The mothers for Nishimiya and Ishida were wonderfully written though. Nishimiya’s mother harboring expected hate on Shoyo Ishida since he bullied her daughter. That situation turned around when Shoyo fell off a building partly due to Nishimiya attempting to commit suicide.

It was beautiful and amazing to see the same scenarios play out from the characters’ pasts but in the present, they experience the same scenarios but the tables have turned.

Going back to Shoyo Ishida – in the present, he was shown great remorse of what he did to Nishimiya and, as I mentioned, contemplated the idea of suicide since everything has turned south since then.

You can see that this guy is good at heart as he works hard to earn over a million yen for his mother before his set date of attempted suicide – which he cancelled shortly after his mother finding out and reuniting Nishimiya.

Nishimiya, on the other hand, felt a little bit distant at times of the film. I don’t know if this was intentional considering she is portraying a deaf character who uses sign language for communication.

But you could feel this kind of suffering because of her disability to hear – how she longs to just end it all since her inability to hear is making her life more miserable and also her very existence caused Ishida’s current state of isolation.

The other characters felt forgettable since they were introduced so quickly and was just there to fill some parts of the dialogue and events.


Kyoto Animation has done a magnificent job in animation this film. However, there were a few things that bothered me.

Ever since Hibike! Euphonium, KyoAni has started to use these blurs. At first, they were used to blur out backgrounds in the distance or to portray motion, but in Koe no Katachi, they were used too much which was kind of annoying for me to look at.

Positive-wise, I loved the symbolism used as they added X’s to every person’s face if they were not close to Ishida.

Ishida has this habit of looking downward and not hearing everyone’s voices thus the X’s on their faces really bring out this symbolism.

The X’s also come off their faces when Ishida develops some sort of bond towards them.

For example, Ueno was marked with X until Ishida reunited with her as she was giving out coupons.
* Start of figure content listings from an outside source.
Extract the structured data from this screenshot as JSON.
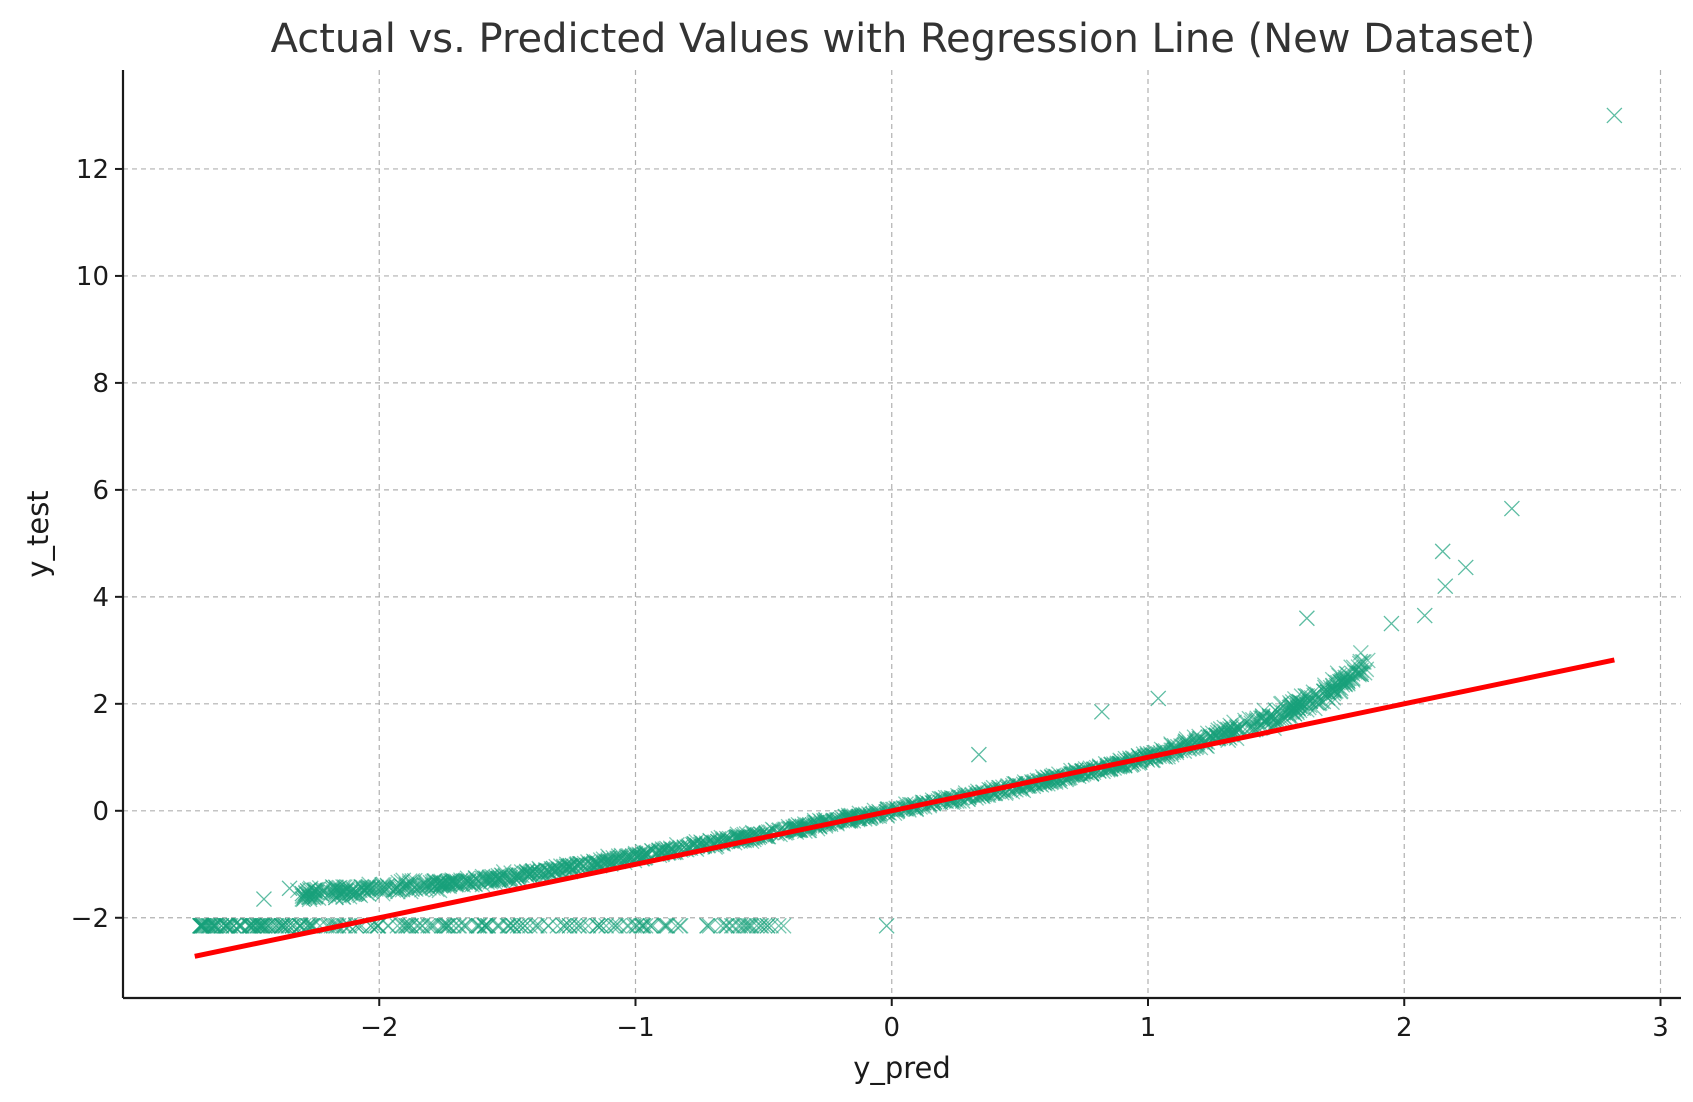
{
  "chart_data": {
    "type": "scatter",
    "title": "Actual vs. Predicted Values with Regression Line (New Dataset)",
    "xlabel": "y_pred",
    "ylabel": "y_test",
    "xlim": [
      -3.0,
      3.08
    ],
    "ylim": [
      -3.5,
      13.85
    ],
    "xticks": [
      -2,
      -1,
      0,
      1,
      2,
      3
    ],
    "yticks": [
      -2,
      0,
      2,
      4,
      6,
      8,
      10,
      12
    ],
    "xtick_labels": [
      "−2",
      "−1",
      "0",
      "1",
      "2",
      "3"
    ],
    "ytick_labels": [
      "−2",
      "0",
      "2",
      "4",
      "6",
      "8",
      "10",
      "12"
    ],
    "grid": true,
    "legend": "none",
    "marker": "x",
    "colors": {
      "scatter": "#17a07a",
      "regression": "#ff0000"
    },
    "series": [
      {
        "kind": "scatter",
        "description_note": "main trend cluster approx y ≈ 0.8x + 0.18x^2, x from -2.4 to 1.9 (thousands of points)",
        "trend_points": [
          [
            -2.0,
            -1.45
          ],
          [
            -1.5,
            -1.25
          ],
          [
            -1.0,
            -0.85
          ],
          [
            -0.5,
            -0.45
          ],
          [
            0.0,
            0.0
          ],
          [
            0.5,
            0.45
          ],
          [
            1.0,
            1.0
          ],
          [
            1.3,
            1.45
          ],
          [
            1.5,
            1.75
          ],
          [
            1.7,
            2.2
          ],
          [
            1.85,
            2.75
          ]
        ],
        "floor_cluster": {
          "y": -2.15,
          "x_range": [
            -2.7,
            -0.35
          ]
        },
        "outliers": [
          [
            2.82,
            13.0
          ],
          [
            2.42,
            5.65
          ],
          [
            2.15,
            4.85
          ],
          [
            2.16,
            4.2
          ],
          [
            2.24,
            4.55
          ],
          [
            2.08,
            3.65
          ],
          [
            1.95,
            3.5
          ],
          [
            1.62,
            3.6
          ],
          [
            0.34,
            1.05
          ],
          [
            0.82,
            1.85
          ],
          [
            1.04,
            2.1
          ],
          [
            -0.02,
            -2.15
          ],
          [
            -2.45,
            -1.65
          ],
          [
            -2.3,
            -1.55
          ],
          [
            -2.35,
            -1.45
          ]
        ]
      },
      {
        "kind": "line",
        "points": [
          [
            -2.72,
            -2.72
          ],
          [
            2.82,
            2.82
          ]
        ]
      }
    ]
  }
}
However, the X came back when Ishida and Ueno had a fight regarding about Nishimiya and how he had become boring since he wanted to become friends with everyone.

One scene to note of was at the end when Shoyo Ishida has come to terms with his past and has swore to “listen to everyone’s voices.” It was a wonderful way of showing this character development as Ishida walks in a middle of a bustling crowd during their school festival.

As he walks, he slowly stops covering his ears and begins to listen to everyone talk at once as well as see their X’s falling from their faces – this was an emotional and great scene to show Ishida’s character development.


Koe no Katachi is a wonderful anime that has a mix of feel-good elements and slice-of-life which depicts a young man who wishes to change and make amends with the mistake he’s made in the past but in the process, sacrifices his own happiness for it.

It is a wonderful film about regret, friendship, trust and overall, the realities of adulthood hitting our main characters as they learn and understand the events around them and each other, as well.

The awards that this film has garnered is well-deserved. In my country, it outranks Kimi no Na Wa. in terms of turnout and money earned. I have nothing but praise for this film and highly recommend that you, dear reader, should watch this film if you get the chance to do so.


3 replies on “Review – Koe no Katchi (Silent Voice)”

nguangannguu! hahaha. All jokes aside, what appealed to me most is how they made the ending realistic.

None of the characters personality significantly changed in the end (just like in real life), but Ishida overcame the problem of blocking out everyone, which is the cause of him being a bully as a child and the cause of the X’s as an adult, and accepted the diversity of people in the real world.


I was kind of worried that the story telling would end with a romance between Ishida and Nishimiya since that was a possibility considering the whole confession she did earlier in the film. I’m glad they went for the most realistic end they could think of, otherwise, it would’ve killed the story.